Carroll hasn't played more than 17 minutes in a game this season. In four games, he hasn't played at all. He has 29 career starts, but 20 came as a sophomore. He's on pace to play his fewest minutes as a college player.
And yet, in a sport where action speaks louder than words, having your best leader see minimal action is a problem.
“There's no question about it,” Painter said. “You have guys who haven't been through it or aren't as accountable as your best leader, who is not out there. Travis has done everything in his power to help this program. I'm proud of what he's done. No matter what happens he's positive and does the right things and says the right things.”
The Boilers' lack of veteran players is part of the problem. Senior guard Terone Johnson, the only player to have started every game, leads the team in scoring (12.8 points) and is second with 50 assists. But he has not shown consistent on-court leadership -- partly reflected in his 62.8 percent free throw shooting -- that is crucial for a young team.
The two other seniors -- Sterling Carter and Errick Peck -- are in their first year in the program as fifth-year transfers. There are no scholarship juniors on the roster. Seven players are either freshmen or sophomores.
That only works when young players have a maturity beyond their years, such as former Boilers Robbie Hummel and E'Twaun Moore once did.
These Boilers lack such youthful maturity.
“It's big,” Painter said. “You want your classes full. You want two to three seniors, and two to three juniors. We don't have that.
“Still, teams in our league are winning with youth. We have to play with a maturity. We haven't been consistent in that area. We haven't been consistent enough to win. That's what we have to be able to do.”
In the meantime Painter pushes to accelerate the maturity process.
“As a coach you try to help them and the best thing is to lead by example. So, instead of constantly talking to a player about it, they can see the example right in front of them. That allows older guys to be like assistant coaches and makes for a special dynamic in terms of getting better. It really establishes your culture, which is what you're talking about.

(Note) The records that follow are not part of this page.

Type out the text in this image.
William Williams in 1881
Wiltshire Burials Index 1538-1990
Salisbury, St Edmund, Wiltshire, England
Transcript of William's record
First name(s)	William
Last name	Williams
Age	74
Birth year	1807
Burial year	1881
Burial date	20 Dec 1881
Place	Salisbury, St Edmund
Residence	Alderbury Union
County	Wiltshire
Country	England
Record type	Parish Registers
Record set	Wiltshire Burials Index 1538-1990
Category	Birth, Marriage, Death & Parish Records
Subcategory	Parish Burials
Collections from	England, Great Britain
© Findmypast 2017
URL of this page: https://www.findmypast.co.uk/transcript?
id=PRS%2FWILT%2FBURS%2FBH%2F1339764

“Having a good basketball culture within your program starts with older guys doing what they're supposed to and making sure others are doing what they're supposed to, especially when there are no coaches present.”
As far as developing leaders, Painter said, “You try to develop a sense of accountability. Anytime somebody is accountable, he can be a leader. It's doing what you're supposed to do.
“Anybody can sit in the huddle and say the right things, but are you doing the right things. If you're doing the right things and saying the right things, then you're in a position to lead no matter what your age is. It's an action first and foremost.”
Minnesota, which beat Purdue 82-79 last month, has lost two straight and three of its last four. The losing streak came without guard Andre Hollins, who is sidelined with an ankle injury. He isn't expected to play tonight. He averages a team-leading 15.5 points.
Guard Austin Hollins averages 11.7 points and 6.3 rebounds. He has struggled with his three-point shooting, averaging just 29.7 percent beyond the arc.
Guard DeAndre Mathieu averages 11.5 points and has a team-leading 96 assists. Forward Malik Smith averages 10.6 points. Center Elliott Eliason averages 8.0 rebounds.
“It was a little bit of a blow for them to lose Andre Hollins,” Painter said. “Smith has been able to knock down some shots. He had eight threes against Nebraska. Austin Hollins is struggling with his shot, but he's been in the league a long time, does a lot of things. He can get hot and burn you. He's proven that. You have to respect him.
“We've been in position to win some games and we haven't made the necessary plays. We have to be tougher and smarter and more consistent.”